Abstract Background Laparoscopic fundoplication is the standard surgical practice for management of Gastro-oesophageal reflux Disease (GORD). However, post operative complications and recurrence can be problematic. We conducted this study to assess short-term post operative outcomes following anti-reflux surgery (ARS) for GORD at our UGI surgery unit at a busy District General Hospital (DGH). Methods All patients above 18 years of age undergoing ARS between January 2016 and December 2021 were included. We excluded patients who underwent fundoplication as part of treatment of achalasia or large hiatus hernia repairs. Data was collected retrospectively from a prospectively maintained database. Pre –operative investigations and surgical procedure was recorded. Primary outcome assessed were post-operative complications recorded as per Clavien-Dindo grade and re-operation rates.
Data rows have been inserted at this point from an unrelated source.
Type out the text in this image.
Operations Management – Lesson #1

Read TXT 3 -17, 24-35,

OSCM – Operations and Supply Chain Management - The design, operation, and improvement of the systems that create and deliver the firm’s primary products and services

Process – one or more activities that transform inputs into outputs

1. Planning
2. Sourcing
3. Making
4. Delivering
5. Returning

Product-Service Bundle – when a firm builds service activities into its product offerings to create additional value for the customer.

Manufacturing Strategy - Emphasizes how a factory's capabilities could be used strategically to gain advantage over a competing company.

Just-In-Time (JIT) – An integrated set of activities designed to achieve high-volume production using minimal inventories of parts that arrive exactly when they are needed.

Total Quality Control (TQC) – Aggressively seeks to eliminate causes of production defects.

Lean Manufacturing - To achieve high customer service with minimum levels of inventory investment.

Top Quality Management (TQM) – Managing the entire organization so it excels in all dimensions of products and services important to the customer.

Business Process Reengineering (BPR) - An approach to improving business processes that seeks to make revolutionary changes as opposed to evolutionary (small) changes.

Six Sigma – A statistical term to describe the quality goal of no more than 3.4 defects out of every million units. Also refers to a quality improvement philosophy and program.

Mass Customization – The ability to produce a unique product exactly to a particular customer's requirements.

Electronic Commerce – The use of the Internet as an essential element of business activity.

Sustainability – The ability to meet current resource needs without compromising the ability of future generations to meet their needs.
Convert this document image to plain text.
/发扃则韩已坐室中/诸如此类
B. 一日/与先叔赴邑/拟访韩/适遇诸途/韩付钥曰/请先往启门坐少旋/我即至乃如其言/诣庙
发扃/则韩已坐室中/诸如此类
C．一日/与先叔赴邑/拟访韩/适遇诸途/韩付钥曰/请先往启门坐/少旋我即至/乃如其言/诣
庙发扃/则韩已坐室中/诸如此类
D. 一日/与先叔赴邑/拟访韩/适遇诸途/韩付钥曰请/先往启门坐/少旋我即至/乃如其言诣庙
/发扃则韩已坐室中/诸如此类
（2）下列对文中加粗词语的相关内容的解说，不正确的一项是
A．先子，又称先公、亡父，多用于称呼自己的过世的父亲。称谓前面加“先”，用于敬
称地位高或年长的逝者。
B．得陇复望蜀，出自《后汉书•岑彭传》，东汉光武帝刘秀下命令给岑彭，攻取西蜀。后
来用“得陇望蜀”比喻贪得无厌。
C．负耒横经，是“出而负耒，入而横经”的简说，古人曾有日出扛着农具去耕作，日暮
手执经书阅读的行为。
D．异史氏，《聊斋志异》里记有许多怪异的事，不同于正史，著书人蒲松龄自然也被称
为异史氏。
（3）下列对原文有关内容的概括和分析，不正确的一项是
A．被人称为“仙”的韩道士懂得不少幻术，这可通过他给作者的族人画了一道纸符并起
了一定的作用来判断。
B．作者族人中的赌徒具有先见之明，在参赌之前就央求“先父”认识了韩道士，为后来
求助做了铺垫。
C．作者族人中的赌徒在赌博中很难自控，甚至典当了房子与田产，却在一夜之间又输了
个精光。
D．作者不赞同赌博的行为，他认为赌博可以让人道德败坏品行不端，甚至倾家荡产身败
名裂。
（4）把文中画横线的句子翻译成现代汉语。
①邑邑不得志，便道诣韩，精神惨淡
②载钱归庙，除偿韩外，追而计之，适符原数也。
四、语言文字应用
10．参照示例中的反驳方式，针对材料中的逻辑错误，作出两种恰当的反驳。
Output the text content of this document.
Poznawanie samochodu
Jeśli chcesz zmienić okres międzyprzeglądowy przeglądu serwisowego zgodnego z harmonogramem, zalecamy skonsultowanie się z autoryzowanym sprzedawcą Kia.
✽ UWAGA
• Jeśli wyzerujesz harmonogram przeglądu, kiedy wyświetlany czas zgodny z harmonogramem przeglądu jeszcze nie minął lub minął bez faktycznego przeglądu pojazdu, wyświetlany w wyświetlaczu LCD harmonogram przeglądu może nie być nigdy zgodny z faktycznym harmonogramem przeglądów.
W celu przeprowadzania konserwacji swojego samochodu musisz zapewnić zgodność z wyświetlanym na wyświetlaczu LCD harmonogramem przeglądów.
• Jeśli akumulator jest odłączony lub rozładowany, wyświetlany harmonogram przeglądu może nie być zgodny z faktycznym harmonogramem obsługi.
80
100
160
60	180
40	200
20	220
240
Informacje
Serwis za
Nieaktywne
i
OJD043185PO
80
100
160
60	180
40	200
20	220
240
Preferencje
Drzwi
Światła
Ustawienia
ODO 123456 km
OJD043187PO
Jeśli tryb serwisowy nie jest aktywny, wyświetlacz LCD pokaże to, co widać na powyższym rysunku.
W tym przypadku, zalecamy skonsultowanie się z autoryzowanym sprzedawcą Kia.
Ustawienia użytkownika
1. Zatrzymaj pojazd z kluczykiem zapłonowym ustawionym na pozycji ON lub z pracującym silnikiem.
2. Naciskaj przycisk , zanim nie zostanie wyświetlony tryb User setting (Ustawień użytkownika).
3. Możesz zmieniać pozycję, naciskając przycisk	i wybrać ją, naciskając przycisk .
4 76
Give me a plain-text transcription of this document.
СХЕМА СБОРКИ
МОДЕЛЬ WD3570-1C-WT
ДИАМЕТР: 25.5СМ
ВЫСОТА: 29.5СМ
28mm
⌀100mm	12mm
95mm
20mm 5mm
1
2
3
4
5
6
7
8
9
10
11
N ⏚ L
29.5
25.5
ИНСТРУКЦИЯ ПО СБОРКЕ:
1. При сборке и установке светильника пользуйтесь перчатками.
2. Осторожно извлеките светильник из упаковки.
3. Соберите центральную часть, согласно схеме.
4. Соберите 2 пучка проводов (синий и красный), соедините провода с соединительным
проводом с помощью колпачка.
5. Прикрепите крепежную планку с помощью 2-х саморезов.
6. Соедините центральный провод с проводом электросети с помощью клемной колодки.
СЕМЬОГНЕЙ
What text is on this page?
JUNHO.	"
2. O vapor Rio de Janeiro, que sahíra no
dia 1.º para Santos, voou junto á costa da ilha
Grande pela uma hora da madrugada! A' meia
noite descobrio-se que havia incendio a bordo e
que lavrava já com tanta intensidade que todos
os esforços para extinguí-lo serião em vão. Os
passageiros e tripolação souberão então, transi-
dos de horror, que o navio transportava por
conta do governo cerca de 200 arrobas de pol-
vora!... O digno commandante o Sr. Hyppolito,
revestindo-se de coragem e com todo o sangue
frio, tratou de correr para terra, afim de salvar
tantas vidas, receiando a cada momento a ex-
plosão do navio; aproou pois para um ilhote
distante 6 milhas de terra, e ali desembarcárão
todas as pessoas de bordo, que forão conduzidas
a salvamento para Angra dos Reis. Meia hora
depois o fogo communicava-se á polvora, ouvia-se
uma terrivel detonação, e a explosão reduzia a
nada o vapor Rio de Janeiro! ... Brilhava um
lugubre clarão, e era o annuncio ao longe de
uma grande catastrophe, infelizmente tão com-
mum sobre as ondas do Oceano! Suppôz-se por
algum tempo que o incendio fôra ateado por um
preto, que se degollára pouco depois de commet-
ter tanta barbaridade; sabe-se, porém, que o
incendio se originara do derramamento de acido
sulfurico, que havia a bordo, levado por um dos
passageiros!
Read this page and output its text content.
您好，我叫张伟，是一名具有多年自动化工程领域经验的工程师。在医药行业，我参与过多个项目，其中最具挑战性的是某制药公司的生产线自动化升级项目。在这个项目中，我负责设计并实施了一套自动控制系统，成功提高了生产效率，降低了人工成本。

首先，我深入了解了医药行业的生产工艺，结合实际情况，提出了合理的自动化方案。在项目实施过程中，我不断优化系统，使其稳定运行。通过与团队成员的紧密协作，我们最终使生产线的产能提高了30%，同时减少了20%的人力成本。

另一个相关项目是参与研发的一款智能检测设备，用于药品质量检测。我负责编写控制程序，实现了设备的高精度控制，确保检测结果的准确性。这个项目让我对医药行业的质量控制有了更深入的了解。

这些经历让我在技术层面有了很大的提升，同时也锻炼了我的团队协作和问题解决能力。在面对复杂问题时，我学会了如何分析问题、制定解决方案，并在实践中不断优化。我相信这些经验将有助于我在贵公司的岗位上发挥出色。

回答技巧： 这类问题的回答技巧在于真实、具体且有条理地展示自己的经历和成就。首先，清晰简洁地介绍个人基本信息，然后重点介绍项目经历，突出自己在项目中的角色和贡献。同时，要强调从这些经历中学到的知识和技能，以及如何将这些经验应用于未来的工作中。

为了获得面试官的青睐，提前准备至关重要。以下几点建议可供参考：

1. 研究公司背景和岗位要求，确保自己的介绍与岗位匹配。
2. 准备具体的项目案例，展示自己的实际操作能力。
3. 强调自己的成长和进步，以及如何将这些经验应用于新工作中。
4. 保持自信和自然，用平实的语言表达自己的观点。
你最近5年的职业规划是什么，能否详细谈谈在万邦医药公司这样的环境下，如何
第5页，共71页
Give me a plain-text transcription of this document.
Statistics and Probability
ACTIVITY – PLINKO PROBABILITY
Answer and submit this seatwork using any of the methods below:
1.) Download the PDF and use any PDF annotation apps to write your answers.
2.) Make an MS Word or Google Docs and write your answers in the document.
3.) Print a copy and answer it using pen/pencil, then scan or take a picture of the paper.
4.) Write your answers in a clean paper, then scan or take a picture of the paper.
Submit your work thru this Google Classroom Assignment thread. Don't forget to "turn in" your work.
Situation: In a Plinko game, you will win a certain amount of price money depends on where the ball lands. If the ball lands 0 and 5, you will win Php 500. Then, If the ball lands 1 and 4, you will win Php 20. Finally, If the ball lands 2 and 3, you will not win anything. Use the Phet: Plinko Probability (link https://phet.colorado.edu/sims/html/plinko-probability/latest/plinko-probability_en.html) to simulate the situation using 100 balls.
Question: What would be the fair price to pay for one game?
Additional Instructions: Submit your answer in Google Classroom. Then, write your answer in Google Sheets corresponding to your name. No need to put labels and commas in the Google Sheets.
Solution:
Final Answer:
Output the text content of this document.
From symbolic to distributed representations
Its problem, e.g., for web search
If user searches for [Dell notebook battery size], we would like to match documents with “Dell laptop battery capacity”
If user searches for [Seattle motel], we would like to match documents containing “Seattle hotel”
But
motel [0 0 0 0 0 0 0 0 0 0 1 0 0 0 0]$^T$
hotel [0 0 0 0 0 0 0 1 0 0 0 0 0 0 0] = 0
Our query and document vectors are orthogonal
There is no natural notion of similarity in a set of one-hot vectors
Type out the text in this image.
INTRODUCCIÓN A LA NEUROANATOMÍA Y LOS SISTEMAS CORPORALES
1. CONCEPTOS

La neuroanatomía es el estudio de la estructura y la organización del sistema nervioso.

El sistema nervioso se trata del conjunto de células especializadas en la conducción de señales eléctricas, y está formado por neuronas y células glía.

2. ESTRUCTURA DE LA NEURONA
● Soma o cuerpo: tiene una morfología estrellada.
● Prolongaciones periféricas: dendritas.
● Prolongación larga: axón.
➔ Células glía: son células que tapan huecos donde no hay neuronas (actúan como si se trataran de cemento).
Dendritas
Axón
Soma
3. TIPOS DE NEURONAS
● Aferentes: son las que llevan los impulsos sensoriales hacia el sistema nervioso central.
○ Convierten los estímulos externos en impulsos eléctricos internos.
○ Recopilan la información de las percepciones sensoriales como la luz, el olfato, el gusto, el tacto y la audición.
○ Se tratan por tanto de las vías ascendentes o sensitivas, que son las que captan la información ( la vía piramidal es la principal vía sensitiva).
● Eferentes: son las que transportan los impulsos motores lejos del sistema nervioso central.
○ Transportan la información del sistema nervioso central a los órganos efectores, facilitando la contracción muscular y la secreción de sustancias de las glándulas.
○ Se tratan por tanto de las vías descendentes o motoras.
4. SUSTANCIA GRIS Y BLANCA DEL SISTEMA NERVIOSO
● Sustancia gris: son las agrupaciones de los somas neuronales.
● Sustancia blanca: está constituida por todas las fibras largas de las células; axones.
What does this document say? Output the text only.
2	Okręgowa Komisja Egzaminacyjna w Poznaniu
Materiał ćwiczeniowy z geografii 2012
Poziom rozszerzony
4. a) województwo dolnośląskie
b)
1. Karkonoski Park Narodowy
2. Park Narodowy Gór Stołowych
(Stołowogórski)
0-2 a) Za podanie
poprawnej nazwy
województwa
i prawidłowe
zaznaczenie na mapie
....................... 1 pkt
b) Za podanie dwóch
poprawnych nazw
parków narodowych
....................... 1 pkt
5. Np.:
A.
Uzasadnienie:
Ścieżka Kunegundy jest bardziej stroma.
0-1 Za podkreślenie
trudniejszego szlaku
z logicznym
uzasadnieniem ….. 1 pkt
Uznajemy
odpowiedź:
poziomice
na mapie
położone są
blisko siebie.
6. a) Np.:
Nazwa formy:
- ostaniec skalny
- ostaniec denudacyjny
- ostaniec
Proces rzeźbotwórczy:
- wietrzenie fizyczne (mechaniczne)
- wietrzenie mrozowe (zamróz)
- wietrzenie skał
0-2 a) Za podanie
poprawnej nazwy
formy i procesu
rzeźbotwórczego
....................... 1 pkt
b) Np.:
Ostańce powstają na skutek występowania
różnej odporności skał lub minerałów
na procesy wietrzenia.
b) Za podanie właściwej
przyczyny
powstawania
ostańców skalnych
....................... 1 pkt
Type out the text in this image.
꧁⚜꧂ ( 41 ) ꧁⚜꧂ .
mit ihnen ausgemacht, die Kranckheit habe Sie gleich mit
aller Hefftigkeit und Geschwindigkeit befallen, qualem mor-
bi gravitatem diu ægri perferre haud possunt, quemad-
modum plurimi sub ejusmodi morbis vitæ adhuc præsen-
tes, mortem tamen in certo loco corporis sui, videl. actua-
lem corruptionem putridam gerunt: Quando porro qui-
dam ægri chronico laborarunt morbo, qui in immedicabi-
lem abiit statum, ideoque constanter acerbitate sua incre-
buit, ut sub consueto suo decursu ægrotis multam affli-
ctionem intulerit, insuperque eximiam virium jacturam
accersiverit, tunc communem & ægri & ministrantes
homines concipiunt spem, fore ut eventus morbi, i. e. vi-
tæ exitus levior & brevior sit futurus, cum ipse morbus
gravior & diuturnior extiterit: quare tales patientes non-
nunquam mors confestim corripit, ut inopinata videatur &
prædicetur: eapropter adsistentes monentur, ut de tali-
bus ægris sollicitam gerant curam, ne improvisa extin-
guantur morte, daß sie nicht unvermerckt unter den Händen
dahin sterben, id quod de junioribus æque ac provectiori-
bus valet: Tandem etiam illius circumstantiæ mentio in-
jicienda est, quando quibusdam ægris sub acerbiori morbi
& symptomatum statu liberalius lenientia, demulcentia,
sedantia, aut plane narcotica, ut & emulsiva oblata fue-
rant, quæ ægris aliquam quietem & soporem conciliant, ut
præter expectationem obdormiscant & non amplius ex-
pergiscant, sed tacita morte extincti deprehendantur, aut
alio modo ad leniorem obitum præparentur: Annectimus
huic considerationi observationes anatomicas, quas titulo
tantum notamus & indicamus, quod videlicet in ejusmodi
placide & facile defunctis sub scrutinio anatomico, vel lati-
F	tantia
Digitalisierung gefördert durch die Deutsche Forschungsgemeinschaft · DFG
Secondary outcomes assessed were symptomatic relief and proton pump inhibitor (PPI) discontinuation. Results 86 patients were included. The median age at surgery was 52 years. 98% patients had typical symptoms of GORD at presentation. On pre-operative OGD, 29% patients had oesophagitis and 77.91% had hiatus hernia. 79 (91.86%) patients underwent pH manometry. 97.67% patients underwent Nissen fundoplication. All cases were successfully completed laparoscopically with no conversions to open. The median post-operative length of stay was 1 day. 93.02% had no post operative complications, and none had 30 day re-operation. At 1-year follow up, 97.67% patients reported improvement in symptoms and 94.19% patients were able to stop PPI use. Conclusions Laparoscopic fundoplication provides excellent relief of GORD symptoms with low incidence of post operative complications and re-operation rates.